Nine out of ten members of the UCU voted to take strike action and over three-quarters backed action short of a strike, which would see members working to contract and not fulfilling the other duties they take on in addition to their contracted work.  The Union expects 250 people to take part.

Nobody wants to take strike action but members will not sit by while their pay and conditions are attacked”

Angela O’Donoghue, principal of Sunderland College, said: “The College is looking at lots of different ways to save money and cutting lecturers’ pay is just one of them – we want to work with the unions, not against them.”

The principal stated that the College is also “committed to working with unions to reduce the need for compulsory redundancies through a programme of voluntary redundancies.”

She added: “All proposals put forward are a starting point and talks are on-going. We want to work in a positive way with the unions to mitigate the impact on individuals.”

The Union is angry because they believe staff are shouldering too much of the burden.

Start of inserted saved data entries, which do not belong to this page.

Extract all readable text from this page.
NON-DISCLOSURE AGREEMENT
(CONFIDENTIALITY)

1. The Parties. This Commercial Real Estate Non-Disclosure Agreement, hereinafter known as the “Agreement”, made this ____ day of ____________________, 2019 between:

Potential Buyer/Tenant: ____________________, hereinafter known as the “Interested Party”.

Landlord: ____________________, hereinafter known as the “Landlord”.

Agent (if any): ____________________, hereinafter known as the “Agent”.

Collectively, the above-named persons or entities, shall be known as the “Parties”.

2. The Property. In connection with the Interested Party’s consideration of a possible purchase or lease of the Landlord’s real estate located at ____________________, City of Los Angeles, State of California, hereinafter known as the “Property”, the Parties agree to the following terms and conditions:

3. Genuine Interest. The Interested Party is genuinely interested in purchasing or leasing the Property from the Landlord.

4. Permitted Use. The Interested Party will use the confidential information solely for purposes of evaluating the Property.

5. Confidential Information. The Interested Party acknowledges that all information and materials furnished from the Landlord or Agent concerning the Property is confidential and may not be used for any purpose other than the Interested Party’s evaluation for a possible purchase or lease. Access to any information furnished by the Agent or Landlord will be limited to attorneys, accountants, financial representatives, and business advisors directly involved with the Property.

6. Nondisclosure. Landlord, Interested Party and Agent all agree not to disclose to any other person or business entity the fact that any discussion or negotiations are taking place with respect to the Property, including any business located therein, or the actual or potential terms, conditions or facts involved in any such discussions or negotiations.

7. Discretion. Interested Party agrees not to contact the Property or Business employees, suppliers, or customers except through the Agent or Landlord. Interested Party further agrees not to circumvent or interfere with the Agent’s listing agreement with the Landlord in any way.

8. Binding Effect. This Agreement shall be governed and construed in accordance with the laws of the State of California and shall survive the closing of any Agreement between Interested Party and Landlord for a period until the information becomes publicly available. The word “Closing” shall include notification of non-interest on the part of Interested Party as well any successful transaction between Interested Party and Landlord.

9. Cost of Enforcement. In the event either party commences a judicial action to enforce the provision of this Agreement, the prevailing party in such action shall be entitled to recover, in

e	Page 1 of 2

They point to agency staff as an area where savings could be made, as they say that the College spent £2 million on this in the last financial year.

In response, Ms O’Donoghue stated: “All colleges have to turn to specialists in some fields as they do not have the necessary skills in their own teams, for example IT experts, architects and designers. In addition we do need to use the flexibility of agency staffing to cover sickness absence and other short term programmes were funding is provided on an adhoc basis.

“This is normal practice for colleges and for all professional businesses, however as part of the College’s strategic plan we aim to reduce these costs.”

UCU regional official, Iain Owens, said: “Nobody wants to take strike action but members will not sit by while their pay and conditions are attacked in this punitive way. The college cannot afford to dismiss this result and should be looking to work with us instead of finding excuses to deliver teaching on the cheap.

“Breaching nationally agreed pay scales is not in the long-term interest of the institution. It will succeed only in destroying morale and deterring the best and the brightest from wanting to come and work at a college where they will be paid far less than the national average.”